To boost recruitment and solidify NorthStar’s standing as a practice leader in anesthesia, we also invest consistently in research, residency, Student Registered Nurse Anesthetist (SRNA) training programs and leadership development. Specifically, over the last two years, we brought 72 residents into our ranks and placed 117 SRNAs at NorthStar sites, and NorthStar leaders published more than 25 peer-reviewed articles in industry journals.

Investing in Quality Outcomes

Since 2019, we have also established NorthStar’s Office of Clinical Quality, which works to instill high quality clinical performance across our sites. This has resulted in notable regulatory recognition. In 2019, under the Merit-Based Incentive Payment System for the Centers for Medicaid and Medicare Services, 92% of NorthStar’s clinical sites received an “Exceptional Performance Payment Adjustment” for high quality scores. In 2021, with an even higher threshold set by CMS, this score rose to 97% even amid numerous challenges caused by COVID-19. And, for 2022, I am proud that we are on track to repeat or exceed that performance.

The Office of Clinical Quality also focuses on identifying opportunities to improve clinical practice across the field of anesthesia, and on implementing them at scale. For example, teams across our footprint regularly collaborate with surgeons, nurses, and other clinical providers to develop pathways of care that put the patient at the center. This collaboration is part of a larger care program called Enhanced Recovery After Surgery (ERAS) — a longstanding, proven pathway of care in surgery, providing significant improvements in the quality of care delivered.

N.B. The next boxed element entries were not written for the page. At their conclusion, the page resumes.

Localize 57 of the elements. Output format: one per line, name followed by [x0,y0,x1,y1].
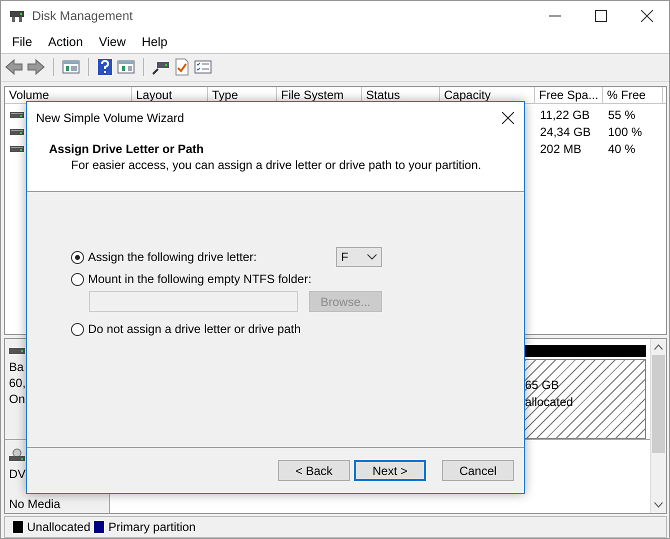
menu-item[interactable]: Action [40,35,91,50]
optical-drive-icon [9,448,25,462]
wizard-button[interactable]: Cancel [442,460,514,481]
disk-magnifier-icon[interactable] [152,59,170,76]
menu-item[interactable]: Help [134,35,176,50]
column-header[interactable]: Free Spa... [535,86,603,103]
disk-label: 60, [9,374,26,391]
radio-button[interactable] [71,322,84,336]
drive-icon [9,346,25,355]
radio-button[interactable] [71,272,84,286]
table-cell-text: 11,22 GB [539,108,591,122]
radio-button[interactable] [71,250,84,264]
table-cell-text: 202 MB [539,142,582,156]
menu-item[interactable]: File [4,35,40,50]
wizard-button[interactable]: < Back [278,460,350,481]
forward-arrow-icon[interactable] [27,59,45,76]
wizard-subtitle: For easier access, you can assign a drive letter or drive path to your partition. [71,158,482,172]
scroll-up-icon[interactable] [654,344,663,350]
window-title: Disk Management [32,9,133,24]
partition-label: 65 GB [525,376,560,394]
legend-label: Primary partition [108,520,196,534]
wizard-heading: Assign Drive Letter or Path [49,142,205,156]
table-cell-text: 55 % [607,108,636,122]
menu-item[interactable]: View [90,35,134,50]
drive-icon [10,145,24,154]
chevron-down-icon [367,254,377,260]
column-header[interactable]: % Free [603,86,663,103]
drive-icon [10,111,24,120]
maximize-icon[interactable] [595,10,607,22]
drive-icon [10,128,24,136]
disk-icon [9,9,25,24]
partition-label: allocated [525,394,574,411]
radio-label[interactable]: Do not assign a drive letter or drive path [88,322,301,336]
wizard-button[interactable]: Next > [354,460,426,481]
help-icon[interactable] [97,58,113,76]
close-icon[interactable] [641,10,653,22]
checklist-icon[interactable] [174,58,190,76]
dialog-title: New Simple Volume Wizard [36,111,184,125]
panel-icon[interactable] [62,59,80,76]
scrollbar[interactable] [650,338,666,514]
table-cell-text: 24,34 GB [539,125,592,140]
close-icon[interactable] [502,112,514,124]
scroll-down-icon[interactable] [654,502,663,508]
panel-icon[interactable] [117,59,135,76]
scrollbar-thumb[interactable] [652,354,665,453]
disk-label: DV [9,466,26,482]
legend-label: Unallocated [27,520,90,534]
disk-label: On [9,390,26,407]
properties-icon[interactable] [194,59,212,76]
back-arrow-icon[interactable] [5,59,23,76]
disk-label: Ba [9,358,24,375]
disk-label: No Media [9,496,60,512]
radio-label[interactable]: Assign the following drive letter: [88,250,257,264]
table-cell-text: 100 % [607,125,644,140]
radio-label[interactable]: Mount in the following empty NTFS folder: [88,272,312,286]
drive-letter-dropdown[interactable]: F [336,247,382,267]
table-cell-text: 40 % [607,142,636,156]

Investing in Patient Safety

A critical component of ERAS is the use of opioid sparing techniques. In 2020, for example, our clinicians at Norton Hospital in Kentucky cut opioid use in half for spine patients by using non-opioid medications and increasing the usage of nerve blocks. Since then, our teams have increased nerve blocks alone by nearly 300% with improved patient outcomes and patient satisfaction.

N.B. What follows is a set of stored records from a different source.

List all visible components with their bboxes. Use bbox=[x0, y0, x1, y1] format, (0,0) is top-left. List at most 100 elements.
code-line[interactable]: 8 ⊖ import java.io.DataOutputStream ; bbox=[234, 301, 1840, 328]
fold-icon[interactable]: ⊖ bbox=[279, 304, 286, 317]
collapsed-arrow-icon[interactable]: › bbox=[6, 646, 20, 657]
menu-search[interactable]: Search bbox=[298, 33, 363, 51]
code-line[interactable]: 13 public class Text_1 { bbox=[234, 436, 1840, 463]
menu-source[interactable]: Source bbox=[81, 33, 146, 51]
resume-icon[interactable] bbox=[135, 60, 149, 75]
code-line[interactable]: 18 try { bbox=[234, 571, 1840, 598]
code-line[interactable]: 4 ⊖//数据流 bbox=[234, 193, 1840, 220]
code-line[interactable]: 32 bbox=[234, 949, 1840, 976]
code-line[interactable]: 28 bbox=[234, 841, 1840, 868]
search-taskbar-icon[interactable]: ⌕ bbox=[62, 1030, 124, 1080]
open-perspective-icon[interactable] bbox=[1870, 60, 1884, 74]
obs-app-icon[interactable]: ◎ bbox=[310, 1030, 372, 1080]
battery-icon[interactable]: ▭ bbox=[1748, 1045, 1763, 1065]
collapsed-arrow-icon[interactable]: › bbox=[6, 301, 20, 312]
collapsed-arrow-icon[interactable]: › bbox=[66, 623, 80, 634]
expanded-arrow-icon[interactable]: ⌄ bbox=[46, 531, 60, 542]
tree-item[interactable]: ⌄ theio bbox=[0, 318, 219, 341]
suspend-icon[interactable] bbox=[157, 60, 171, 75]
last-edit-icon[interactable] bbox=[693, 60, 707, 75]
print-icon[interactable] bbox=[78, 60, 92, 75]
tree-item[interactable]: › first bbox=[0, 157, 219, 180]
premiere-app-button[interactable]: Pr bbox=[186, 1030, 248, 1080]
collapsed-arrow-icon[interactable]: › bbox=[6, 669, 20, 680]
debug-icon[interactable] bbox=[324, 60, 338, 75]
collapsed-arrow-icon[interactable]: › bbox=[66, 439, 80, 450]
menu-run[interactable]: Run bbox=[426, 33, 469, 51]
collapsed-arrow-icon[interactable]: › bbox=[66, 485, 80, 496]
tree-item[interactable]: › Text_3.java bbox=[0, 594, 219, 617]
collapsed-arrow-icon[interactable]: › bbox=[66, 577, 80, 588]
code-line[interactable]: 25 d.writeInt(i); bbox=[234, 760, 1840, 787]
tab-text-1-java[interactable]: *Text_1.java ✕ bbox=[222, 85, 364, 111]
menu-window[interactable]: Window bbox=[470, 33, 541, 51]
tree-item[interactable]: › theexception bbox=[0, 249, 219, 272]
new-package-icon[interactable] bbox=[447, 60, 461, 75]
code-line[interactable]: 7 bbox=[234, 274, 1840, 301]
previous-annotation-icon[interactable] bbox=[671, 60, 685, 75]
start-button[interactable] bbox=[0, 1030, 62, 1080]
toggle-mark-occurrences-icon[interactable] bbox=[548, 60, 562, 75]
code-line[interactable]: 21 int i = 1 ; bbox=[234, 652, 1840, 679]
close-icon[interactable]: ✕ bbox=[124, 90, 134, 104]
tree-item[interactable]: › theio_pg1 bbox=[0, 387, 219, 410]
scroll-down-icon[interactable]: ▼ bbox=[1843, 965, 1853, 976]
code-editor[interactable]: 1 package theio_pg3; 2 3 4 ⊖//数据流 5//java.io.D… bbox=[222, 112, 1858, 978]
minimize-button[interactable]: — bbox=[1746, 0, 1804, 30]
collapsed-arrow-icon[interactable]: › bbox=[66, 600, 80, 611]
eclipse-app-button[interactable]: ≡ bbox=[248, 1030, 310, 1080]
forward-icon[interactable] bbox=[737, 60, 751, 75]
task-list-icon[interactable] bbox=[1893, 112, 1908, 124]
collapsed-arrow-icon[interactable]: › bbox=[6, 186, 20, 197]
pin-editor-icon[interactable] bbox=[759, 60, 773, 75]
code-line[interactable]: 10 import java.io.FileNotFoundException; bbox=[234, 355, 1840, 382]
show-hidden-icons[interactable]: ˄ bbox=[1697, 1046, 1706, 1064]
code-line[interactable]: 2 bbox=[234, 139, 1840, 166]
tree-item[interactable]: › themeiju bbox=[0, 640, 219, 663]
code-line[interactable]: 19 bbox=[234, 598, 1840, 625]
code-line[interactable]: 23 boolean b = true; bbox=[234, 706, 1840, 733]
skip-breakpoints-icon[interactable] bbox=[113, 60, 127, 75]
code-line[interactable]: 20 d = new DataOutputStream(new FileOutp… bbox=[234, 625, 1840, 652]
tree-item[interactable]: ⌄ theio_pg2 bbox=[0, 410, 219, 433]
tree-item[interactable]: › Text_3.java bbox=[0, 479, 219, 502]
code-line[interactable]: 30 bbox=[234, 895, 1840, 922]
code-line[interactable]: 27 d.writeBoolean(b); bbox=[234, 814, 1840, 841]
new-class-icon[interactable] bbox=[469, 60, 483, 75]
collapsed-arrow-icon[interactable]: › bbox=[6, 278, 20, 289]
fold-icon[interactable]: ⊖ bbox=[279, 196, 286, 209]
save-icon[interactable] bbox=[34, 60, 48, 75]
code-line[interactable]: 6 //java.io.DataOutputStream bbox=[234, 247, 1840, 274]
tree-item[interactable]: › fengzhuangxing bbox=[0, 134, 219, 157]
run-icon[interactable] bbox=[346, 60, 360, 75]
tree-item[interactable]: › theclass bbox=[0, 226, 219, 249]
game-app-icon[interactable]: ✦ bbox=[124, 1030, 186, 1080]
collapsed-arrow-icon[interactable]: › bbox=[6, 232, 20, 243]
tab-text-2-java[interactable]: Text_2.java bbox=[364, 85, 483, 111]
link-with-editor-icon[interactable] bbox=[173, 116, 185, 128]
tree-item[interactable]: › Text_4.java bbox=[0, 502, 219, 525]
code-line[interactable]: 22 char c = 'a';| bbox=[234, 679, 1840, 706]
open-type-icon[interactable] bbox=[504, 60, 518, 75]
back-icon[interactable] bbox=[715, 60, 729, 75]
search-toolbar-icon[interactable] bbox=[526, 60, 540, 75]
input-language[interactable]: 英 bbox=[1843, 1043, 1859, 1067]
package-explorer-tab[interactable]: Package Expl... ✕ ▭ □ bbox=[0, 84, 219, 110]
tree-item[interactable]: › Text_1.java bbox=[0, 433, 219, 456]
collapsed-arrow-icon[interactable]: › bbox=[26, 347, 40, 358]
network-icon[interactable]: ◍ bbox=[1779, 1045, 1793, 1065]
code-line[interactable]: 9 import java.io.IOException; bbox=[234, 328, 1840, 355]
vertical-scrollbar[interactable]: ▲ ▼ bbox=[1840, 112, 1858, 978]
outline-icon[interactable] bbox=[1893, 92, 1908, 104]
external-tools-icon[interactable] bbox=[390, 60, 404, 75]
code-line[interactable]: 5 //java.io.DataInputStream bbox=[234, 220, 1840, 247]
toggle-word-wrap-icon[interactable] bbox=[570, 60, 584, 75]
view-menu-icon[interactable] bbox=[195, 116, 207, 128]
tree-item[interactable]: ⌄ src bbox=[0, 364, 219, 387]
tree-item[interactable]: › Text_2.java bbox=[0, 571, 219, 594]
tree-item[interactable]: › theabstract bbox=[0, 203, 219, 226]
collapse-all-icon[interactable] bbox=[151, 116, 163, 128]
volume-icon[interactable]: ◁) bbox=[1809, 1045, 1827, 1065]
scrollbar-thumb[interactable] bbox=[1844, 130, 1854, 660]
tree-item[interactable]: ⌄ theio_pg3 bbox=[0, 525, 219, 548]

Expanding Access to NorthStar’s Industry-Leading Standard of Care

Over the last four years, we have nearly doubled the size of NorthStar’s operations primarily through organic growth, enabling us to greatly expand access to high-quality anesthesia care during a time of exploding demand. To get granular, in the last two years alone, we have onboarded 128 new anesthesiologists, 401 new CRNAs, and added 48 new NorthStar sites through organic growth. In 2022, we cared for approximately 1 million patients and completed approximately 1.2 million cases across our 22 states.

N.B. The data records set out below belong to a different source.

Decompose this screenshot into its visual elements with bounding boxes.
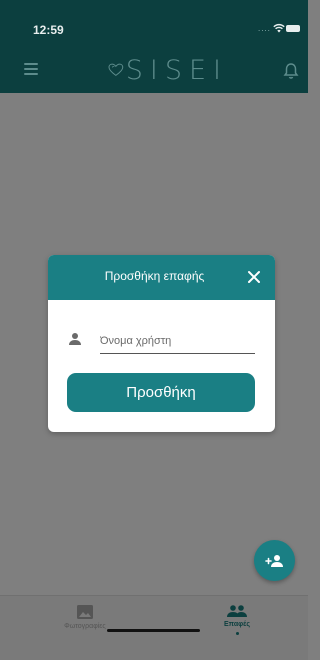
people-icon [227, 605, 247, 617]
app-logo: SISEI [108, 53, 228, 87]
add-button[interactable]: Προσθήκη [67, 373, 255, 412]
add-contact-dialog: Προσθήκη επαφής Προσθήκη [48, 255, 275, 432]
username-input[interactable] [100, 328, 255, 354]
nav-item-photos[interactable]: Φωτογραφίες [30, 604, 140, 630]
top-bar: 12:59 .... SISEI [0, 0, 308, 93]
hamburger-menu-icon[interactable] [24, 63, 38, 75]
signal-indicator: .... [258, 24, 271, 33]
heart-logo-icon [108, 63, 124, 77]
active-tab-indicator [235, 632, 239, 635]
wifi-icon [273, 23, 285, 33]
username-field [68, 328, 256, 358]
app-bar: SISEI [0, 50, 308, 93]
user-icon [69, 333, 81, 345]
dialog-title: Προσθήκη επαφής [104, 269, 205, 283]
status-time: 12:59 [33, 23, 64, 37]
add-person-icon [264, 554, 283, 567]
home-indicator[interactable] [107, 629, 200, 632]
status-bar: 12:59 .... [0, 0, 308, 50]
bell-icon[interactable] [283, 62, 299, 80]
add-person-fab[interactable] [254, 540, 295, 581]
bottom-navigation: Φωτογραφίες Επαφές [0, 595, 308, 660]
dialog-header: Προσθήκη επαφής [48, 255, 275, 300]
image-icon [77, 605, 93, 619]
nav-label-contacts: Επαφές [224, 621, 250, 628]
nav-label-photos: Φωτογραφίες [64, 623, 106, 630]
logo-text: SISEI [125, 54, 228, 86]
close-icon[interactable] [246, 269, 262, 285]
battery-icon [286, 25, 300, 32]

These are all areas in which we have substantially invested and will continue to invest. We have done so because we know these investments translate to quality patient care, recruiting and retaining the best talent, and best serving our hospital partners, all of which will have impact over the long run.

The buds of these investments are just starting to bloom, which is why I believe NorthStar is so well-prepared not only to withstand the industry challenges we know we face in 2023 and beyond but to reach even greater heights.